Dans le sud de l’Irak, le drame des marais
Menacé de manière encore plus imminente, un joyau millénaire du sud irakien : les marais mésopotamiens. Saisie en avril 2022 par les satellites Sentinel, sur lesquels s’appuient Nimbo Maps, l’image est désolante. Dans le triangle Nassiria-Bassorah-Amarah, le recul des marais en seulement deux ans est déjà spectaculaire. Il l’est encore plus lorsque l’on s’intéresse à cette zone dans les années 60. C’est le travail abondamment documenté qu’à réalisé le Ceobs, grâce, là aussi, à l’imagerie satellite.
L’observatoire des conflits et de l’environnement liste à cette occasion les causes de ce que l’on peut, sans trop s’avancer, qualifier d’écocide. Ces zones humides n’en finissent plus d’agoniser, livrées successivement à l’exploitation pétrolière, à la guerre, à l’expansion agricole, aux aménagements punitifs et aux persécutions des “Arabes des marais” sous Saddam Hussein.
Un temps nourri par les inondations, l’espoir a fait long feu de voir renaître cet espace historique. Le réchauffement, la pollution et de la pénétration de plus en plus marquée des eaux salées du Golfe persique risquent fort de porter le coup de grâce à cet écosystème unique et luxuriant, et partant aux populations et à une culture implantées là depuis l’Antiquité.
Face à la sécheresse, l’agriculture irakienne exsangue
L’année 2022 se révèle au moins aussi chaude et sèche que 2021, et s’annonce d’ores et déjà catastrophique pour le secteur agricole irakien.
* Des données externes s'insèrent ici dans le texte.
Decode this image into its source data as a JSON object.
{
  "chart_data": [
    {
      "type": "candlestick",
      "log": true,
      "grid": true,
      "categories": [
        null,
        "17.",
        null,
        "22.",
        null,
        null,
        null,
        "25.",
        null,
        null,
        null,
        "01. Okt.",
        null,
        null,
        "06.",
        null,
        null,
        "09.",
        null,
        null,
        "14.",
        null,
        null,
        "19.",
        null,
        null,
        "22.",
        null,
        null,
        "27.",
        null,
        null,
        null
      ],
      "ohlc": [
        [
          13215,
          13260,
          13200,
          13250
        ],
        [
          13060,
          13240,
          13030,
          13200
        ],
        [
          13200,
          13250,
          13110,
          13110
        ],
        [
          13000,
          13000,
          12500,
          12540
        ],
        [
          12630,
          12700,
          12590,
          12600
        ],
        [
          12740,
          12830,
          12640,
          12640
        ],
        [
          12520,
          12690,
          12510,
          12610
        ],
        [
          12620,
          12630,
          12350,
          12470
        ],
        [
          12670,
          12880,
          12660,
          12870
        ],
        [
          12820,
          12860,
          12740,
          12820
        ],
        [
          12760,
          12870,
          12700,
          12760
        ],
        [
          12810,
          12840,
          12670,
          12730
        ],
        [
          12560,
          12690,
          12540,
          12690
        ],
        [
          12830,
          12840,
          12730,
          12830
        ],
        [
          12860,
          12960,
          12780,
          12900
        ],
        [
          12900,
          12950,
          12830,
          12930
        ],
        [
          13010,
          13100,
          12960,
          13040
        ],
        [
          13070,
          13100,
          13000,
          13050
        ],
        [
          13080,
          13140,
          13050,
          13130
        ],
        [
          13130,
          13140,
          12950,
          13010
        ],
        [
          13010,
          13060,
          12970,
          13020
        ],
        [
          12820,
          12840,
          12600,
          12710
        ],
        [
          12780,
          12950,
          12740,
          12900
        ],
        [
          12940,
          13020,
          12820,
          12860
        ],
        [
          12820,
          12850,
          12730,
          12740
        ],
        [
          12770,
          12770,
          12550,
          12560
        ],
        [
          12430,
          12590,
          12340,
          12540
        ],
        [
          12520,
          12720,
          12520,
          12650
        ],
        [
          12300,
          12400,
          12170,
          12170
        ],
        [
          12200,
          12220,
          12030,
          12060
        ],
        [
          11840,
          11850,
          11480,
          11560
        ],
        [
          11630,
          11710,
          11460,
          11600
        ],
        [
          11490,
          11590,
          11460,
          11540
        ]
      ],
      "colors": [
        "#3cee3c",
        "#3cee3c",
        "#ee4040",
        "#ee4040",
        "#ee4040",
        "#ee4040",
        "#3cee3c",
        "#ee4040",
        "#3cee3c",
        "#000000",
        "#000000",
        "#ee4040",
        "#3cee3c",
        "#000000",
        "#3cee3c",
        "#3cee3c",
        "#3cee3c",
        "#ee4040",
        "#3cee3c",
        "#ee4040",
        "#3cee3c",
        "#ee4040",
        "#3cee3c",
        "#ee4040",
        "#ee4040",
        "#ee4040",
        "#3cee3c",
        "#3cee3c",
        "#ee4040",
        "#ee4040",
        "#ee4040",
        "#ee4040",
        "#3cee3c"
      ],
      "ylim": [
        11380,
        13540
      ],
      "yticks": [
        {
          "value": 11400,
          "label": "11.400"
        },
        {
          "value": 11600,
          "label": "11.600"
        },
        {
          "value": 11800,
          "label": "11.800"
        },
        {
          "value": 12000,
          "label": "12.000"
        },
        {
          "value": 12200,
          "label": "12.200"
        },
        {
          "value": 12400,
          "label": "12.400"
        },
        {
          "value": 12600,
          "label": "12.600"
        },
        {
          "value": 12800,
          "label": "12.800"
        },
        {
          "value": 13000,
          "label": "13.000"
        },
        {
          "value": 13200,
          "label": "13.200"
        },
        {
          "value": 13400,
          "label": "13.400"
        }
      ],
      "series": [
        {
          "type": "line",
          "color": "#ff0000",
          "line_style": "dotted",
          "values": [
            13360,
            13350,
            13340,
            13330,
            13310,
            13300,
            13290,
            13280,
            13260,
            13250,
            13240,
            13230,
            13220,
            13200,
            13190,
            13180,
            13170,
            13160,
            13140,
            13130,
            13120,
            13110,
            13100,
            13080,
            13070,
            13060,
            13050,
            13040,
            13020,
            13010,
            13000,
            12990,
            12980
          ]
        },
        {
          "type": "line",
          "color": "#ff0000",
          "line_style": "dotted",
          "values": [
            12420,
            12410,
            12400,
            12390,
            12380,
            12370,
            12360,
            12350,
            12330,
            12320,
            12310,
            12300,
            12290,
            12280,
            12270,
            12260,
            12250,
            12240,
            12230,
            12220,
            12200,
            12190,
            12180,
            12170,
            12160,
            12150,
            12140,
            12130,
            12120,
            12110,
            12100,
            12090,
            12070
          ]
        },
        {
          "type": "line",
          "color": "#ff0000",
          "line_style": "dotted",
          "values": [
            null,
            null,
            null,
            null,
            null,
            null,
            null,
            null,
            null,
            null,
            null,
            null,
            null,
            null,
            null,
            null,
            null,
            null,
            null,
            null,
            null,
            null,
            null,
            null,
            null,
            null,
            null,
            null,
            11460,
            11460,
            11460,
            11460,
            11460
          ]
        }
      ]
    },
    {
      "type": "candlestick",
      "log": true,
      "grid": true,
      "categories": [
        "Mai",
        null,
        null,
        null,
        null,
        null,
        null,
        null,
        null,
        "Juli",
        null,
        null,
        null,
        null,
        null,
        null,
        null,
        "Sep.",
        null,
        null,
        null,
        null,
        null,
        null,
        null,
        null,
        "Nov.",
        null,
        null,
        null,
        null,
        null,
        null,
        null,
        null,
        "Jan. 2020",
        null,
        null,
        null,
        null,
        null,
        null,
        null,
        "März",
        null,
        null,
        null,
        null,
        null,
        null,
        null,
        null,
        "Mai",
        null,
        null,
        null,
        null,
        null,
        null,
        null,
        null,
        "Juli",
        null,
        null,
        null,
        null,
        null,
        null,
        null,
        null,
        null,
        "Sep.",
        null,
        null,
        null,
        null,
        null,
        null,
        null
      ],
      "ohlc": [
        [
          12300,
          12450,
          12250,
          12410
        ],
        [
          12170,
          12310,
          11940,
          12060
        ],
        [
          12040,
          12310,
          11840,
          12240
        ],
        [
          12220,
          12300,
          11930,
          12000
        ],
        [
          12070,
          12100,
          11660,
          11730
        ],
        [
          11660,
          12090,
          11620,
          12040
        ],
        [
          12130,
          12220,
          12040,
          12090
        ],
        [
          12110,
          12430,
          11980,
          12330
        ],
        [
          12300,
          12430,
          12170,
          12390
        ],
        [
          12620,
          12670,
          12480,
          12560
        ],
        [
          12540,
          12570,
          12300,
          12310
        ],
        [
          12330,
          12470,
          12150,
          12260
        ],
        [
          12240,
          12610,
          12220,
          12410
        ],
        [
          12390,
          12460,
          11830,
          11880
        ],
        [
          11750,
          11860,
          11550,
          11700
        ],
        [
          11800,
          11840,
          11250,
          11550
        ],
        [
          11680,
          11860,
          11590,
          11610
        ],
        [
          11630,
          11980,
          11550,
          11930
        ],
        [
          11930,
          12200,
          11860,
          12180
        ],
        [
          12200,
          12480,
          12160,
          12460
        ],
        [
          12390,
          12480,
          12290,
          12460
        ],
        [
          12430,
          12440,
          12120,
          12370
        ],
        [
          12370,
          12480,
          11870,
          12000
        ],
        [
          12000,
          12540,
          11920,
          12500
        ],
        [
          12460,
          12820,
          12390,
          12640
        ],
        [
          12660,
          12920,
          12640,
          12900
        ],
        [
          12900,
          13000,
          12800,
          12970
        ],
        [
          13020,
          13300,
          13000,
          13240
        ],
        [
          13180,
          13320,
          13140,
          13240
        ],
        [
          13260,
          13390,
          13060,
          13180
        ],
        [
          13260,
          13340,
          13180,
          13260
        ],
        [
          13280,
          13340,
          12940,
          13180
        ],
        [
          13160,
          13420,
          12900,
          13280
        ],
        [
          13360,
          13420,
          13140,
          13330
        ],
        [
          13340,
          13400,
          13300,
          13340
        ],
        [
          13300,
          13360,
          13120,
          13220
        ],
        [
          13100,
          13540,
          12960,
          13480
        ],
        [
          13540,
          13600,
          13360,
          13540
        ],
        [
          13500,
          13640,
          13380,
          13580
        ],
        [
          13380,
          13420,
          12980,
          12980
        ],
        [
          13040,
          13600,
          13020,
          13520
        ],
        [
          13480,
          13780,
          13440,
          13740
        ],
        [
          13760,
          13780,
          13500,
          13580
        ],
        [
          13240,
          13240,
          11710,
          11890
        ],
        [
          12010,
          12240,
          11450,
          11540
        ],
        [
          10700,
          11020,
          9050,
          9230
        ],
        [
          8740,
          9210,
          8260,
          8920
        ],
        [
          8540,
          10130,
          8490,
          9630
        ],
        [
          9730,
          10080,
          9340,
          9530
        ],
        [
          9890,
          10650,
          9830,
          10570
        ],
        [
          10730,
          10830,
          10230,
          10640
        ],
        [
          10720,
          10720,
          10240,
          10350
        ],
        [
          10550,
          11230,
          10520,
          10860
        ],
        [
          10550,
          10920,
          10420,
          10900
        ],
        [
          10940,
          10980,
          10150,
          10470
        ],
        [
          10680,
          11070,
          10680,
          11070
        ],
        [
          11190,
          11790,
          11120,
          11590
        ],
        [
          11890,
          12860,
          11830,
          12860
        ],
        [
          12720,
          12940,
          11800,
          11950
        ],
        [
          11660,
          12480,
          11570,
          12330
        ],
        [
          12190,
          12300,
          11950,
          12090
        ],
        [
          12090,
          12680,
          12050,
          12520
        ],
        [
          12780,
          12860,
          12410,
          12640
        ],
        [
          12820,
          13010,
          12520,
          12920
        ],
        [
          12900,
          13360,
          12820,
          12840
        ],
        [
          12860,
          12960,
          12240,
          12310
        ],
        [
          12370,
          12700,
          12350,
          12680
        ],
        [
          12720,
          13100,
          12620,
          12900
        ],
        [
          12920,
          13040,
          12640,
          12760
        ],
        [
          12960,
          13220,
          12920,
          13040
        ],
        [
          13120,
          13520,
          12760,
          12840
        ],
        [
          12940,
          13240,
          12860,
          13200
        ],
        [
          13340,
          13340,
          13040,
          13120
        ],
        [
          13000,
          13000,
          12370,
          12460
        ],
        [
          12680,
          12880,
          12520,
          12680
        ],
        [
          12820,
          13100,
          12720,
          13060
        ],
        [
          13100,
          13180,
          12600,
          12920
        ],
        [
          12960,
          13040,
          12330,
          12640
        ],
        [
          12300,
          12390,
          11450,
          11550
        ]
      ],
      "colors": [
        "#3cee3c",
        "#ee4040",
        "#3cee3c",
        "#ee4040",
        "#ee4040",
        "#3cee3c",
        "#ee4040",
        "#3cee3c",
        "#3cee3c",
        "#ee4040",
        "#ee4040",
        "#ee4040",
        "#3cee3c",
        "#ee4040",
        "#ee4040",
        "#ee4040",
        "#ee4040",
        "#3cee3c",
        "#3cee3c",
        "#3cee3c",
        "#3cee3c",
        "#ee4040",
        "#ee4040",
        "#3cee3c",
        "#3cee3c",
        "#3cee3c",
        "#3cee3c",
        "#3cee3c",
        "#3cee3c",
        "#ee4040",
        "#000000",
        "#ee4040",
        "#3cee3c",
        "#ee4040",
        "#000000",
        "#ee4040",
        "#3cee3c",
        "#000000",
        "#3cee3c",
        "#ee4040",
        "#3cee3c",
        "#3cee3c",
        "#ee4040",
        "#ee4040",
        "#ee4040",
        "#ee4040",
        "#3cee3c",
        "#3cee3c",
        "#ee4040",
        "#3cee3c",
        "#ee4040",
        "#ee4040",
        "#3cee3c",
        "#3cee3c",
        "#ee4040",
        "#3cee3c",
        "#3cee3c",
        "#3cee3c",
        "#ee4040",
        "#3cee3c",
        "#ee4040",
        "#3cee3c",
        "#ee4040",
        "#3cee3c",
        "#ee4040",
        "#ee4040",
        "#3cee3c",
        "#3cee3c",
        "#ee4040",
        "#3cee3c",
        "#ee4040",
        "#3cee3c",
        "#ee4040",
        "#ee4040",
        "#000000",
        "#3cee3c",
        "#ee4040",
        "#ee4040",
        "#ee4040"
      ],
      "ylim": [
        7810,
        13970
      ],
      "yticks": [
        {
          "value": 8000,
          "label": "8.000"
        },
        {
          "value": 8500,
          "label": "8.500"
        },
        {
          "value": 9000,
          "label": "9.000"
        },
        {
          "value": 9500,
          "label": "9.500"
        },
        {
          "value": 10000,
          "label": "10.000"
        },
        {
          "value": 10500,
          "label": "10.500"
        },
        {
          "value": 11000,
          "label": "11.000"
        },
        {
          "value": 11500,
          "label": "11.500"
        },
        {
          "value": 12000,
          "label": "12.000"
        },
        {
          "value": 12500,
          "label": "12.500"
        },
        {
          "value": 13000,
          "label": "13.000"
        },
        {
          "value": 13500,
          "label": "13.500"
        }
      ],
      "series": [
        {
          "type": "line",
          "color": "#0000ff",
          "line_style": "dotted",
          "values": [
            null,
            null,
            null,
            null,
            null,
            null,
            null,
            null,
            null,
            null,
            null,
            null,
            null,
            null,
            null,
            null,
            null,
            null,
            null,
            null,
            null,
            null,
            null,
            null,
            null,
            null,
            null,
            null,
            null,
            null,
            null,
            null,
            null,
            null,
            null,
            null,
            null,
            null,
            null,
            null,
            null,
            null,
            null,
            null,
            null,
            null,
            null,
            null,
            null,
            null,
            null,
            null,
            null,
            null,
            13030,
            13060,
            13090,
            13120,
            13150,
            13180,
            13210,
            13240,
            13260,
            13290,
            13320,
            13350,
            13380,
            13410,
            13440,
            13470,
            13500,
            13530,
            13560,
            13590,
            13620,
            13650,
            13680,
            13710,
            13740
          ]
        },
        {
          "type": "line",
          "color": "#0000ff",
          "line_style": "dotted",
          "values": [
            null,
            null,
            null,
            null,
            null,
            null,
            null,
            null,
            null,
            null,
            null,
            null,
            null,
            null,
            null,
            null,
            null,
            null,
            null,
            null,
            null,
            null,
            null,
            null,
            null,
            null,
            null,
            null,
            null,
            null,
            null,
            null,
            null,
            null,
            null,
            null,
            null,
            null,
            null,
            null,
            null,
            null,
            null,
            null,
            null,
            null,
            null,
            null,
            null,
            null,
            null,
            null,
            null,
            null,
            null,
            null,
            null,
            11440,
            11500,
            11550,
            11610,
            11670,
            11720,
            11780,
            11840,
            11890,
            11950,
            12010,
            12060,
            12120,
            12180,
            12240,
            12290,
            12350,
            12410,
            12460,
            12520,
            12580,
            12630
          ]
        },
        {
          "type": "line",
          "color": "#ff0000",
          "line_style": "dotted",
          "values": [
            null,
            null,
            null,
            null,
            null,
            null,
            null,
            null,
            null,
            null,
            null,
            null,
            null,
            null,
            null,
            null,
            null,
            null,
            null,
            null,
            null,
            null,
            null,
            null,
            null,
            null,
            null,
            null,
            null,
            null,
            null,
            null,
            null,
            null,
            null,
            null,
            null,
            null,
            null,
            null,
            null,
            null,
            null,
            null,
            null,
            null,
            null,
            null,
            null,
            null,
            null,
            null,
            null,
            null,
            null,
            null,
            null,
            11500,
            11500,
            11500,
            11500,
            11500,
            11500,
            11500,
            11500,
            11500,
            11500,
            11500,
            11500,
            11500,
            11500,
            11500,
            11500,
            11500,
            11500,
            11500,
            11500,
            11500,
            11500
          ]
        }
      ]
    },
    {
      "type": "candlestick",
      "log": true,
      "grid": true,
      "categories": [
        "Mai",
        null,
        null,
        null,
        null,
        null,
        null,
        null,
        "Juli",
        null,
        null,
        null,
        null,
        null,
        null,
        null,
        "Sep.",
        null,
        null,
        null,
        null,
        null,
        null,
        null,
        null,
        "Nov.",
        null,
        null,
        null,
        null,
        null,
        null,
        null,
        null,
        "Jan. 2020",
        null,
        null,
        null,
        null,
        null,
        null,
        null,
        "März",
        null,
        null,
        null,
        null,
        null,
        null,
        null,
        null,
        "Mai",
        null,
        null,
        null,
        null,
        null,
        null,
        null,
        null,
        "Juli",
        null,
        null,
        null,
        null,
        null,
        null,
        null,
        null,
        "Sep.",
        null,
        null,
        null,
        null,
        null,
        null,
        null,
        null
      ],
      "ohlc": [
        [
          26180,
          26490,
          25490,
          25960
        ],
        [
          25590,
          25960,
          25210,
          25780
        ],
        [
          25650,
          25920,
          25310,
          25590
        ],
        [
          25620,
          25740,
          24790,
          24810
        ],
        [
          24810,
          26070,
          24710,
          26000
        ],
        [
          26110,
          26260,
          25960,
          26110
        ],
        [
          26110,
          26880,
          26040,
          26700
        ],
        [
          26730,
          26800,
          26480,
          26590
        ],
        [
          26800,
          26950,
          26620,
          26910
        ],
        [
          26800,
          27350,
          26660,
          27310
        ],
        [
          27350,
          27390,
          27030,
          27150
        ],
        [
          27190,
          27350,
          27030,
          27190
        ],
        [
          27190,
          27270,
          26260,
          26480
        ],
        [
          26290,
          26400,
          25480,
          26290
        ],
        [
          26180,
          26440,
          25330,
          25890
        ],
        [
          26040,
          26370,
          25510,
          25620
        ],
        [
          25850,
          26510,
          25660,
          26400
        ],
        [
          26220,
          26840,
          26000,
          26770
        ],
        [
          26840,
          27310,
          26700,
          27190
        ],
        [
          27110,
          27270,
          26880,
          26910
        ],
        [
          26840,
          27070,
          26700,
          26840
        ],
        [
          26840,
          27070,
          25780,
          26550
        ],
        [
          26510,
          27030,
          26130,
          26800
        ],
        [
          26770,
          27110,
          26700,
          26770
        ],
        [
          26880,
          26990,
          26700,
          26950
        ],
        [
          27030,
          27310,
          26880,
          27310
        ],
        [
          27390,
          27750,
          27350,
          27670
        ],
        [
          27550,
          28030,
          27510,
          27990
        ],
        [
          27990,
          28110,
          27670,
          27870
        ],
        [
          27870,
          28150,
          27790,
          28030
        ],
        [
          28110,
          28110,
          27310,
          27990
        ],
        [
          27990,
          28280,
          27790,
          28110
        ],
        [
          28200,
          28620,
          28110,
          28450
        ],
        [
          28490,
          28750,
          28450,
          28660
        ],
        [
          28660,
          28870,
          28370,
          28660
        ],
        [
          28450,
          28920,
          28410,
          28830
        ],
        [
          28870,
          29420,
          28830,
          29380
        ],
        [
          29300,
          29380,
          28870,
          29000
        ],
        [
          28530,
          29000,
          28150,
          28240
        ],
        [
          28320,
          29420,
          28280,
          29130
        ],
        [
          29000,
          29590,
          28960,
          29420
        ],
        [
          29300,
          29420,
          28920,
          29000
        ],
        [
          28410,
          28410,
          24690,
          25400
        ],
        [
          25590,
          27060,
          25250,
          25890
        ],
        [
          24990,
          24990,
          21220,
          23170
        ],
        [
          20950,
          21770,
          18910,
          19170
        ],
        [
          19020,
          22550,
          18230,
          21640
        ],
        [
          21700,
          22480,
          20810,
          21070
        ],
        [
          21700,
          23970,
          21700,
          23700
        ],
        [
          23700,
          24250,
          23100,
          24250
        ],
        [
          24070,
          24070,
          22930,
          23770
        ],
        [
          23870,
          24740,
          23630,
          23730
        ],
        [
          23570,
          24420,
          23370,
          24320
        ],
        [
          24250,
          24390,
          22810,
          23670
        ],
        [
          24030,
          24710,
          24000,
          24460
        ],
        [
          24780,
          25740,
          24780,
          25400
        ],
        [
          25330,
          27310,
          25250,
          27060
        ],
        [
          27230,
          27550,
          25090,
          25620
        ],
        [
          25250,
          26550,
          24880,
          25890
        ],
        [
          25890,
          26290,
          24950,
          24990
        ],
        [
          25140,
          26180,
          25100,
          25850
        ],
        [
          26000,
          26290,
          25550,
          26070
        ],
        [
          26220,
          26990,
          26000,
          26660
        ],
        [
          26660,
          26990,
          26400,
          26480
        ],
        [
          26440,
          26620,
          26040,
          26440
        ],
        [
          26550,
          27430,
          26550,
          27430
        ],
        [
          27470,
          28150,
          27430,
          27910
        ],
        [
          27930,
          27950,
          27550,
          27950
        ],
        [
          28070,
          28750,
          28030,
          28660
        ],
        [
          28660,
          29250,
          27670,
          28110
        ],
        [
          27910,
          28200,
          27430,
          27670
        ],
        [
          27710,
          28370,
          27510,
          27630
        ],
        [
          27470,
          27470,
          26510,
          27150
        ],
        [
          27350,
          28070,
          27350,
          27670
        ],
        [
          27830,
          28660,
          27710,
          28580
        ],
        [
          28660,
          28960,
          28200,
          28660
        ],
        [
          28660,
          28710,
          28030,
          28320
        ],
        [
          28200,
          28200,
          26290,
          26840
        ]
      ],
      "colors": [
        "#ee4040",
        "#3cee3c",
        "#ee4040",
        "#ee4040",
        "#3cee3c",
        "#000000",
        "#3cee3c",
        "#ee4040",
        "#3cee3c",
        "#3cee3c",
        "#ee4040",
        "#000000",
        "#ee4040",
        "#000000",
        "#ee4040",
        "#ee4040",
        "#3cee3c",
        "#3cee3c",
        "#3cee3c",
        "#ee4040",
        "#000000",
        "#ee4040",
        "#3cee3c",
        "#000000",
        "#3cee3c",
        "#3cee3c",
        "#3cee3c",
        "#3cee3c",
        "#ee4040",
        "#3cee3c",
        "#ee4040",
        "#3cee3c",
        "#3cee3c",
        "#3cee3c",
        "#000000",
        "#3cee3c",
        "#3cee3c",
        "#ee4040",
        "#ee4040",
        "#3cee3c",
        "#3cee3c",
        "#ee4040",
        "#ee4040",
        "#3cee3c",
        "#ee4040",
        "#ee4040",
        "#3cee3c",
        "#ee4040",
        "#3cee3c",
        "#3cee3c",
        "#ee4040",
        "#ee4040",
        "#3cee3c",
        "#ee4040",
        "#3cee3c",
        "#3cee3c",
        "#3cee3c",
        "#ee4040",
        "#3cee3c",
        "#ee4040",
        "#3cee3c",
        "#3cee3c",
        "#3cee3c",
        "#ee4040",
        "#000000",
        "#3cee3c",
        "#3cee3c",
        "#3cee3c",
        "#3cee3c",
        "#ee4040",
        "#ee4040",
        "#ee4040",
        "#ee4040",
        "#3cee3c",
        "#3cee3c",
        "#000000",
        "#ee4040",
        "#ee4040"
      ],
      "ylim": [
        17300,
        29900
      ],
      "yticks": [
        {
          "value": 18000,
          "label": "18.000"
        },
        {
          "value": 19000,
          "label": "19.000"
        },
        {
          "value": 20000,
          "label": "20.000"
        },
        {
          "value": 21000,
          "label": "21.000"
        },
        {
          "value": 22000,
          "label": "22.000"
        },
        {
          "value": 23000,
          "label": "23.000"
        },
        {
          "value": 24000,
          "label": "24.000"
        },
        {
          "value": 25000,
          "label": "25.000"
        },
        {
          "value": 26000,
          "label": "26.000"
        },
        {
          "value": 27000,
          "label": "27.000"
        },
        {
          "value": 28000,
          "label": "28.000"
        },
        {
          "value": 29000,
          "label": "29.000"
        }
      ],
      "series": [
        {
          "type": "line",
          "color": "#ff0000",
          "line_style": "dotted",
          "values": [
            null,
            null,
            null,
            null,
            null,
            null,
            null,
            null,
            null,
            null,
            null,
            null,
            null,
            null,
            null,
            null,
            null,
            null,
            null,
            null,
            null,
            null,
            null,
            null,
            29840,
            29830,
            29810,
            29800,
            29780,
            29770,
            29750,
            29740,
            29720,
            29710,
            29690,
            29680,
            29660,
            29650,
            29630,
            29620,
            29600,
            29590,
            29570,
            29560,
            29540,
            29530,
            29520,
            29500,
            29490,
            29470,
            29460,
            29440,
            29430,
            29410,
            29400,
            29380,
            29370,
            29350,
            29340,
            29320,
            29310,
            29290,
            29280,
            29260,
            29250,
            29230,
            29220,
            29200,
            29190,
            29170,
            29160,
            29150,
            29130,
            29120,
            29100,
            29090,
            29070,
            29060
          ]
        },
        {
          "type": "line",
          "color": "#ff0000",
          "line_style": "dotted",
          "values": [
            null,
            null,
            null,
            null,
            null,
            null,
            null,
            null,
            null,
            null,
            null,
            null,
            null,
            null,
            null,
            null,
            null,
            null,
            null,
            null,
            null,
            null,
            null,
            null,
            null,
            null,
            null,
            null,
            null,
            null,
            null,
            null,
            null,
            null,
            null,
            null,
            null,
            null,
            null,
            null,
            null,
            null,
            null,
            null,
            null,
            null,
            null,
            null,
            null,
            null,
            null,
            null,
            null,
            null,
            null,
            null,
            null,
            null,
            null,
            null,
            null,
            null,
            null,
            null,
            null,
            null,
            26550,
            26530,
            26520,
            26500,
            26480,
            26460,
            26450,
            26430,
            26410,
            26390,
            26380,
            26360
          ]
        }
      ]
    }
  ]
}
Pour la deuxième année consécutive, le manque d’eau a conduit les autorités à imposer des restrictions drastiques sur l’irrigation et les mises en culture. De quoi hypothéquer la production de blé ou encore de riz ambré, spécialité de la région de Nadjaf et base de la cuisine traditionnelle irakienne, qui nécessite une couverture permanente en eau durant l’été.
Pendant ce temps, au nord du pays, que recouvre en grande partie le Kurdistan irakien, le peu de céréales que les agriculteurs sont autorisés à planter ne lève pas, dans un environnement impitoyablement sec. Les années récentes n’ont pas toutes été sèches en Irak. Ainsi de l’hiver 2019, très humide, marqué par des inondations aux abords du Tigre et de l’Euphrate, les deux artères vitales du pays.
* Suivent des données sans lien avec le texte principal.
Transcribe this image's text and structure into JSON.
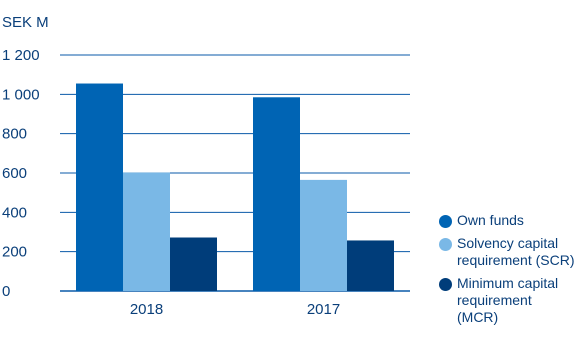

Il faut garder cet épisode en tête lorsque l’on compare sur Nimbo Maps le printemps 2020, période faste pour les cultures, avec les deux suivants, extrêmement secs. Ce grand écart météorologique n’est pas pour rien dans la différence d’aspect saisissante observable dans le Nord du pays entre avril 2020 et avril 2022 :
Au total, les surfaces en culture irriguée en avril 2022 (11.000 km²) ont été divisées par deux comparé à avril 2020, et par quatre depuis avril 2019, selon les calculs effectués sur la base de l’activité chlorophyllienne visible sur Nimbo Maps (indice NDVI). Un état des lieux alarmant, aussi bien pour les agriculteurs privés de tout revenu, que pour les populations, dans un contexte de forte tension internationale sur les approvisionnements en matières premières alimentaires.
Au-delà des zones en culture, selon ces calculs basées sur l’indice NDVI, les surfaces couvertes par la végétation avaient chuté à 52.000 km² en avril 2022, contre 100.000 km² en avril 2020, et 138.000 km² en avril 2019. Autrement dit, en seulement trois ans, ce pays presque grand comme la France a vu disparaître près des deux tiers de ses surfaces végétalisées. Soit l’équivalent de 20% de son territoire total, déjà en grande partie désertique, ou d’un pays comme l’Autriche. Et menacé de désertification à court ou moyen terme à mesure que s’imposent les effets du dérèglement climatique.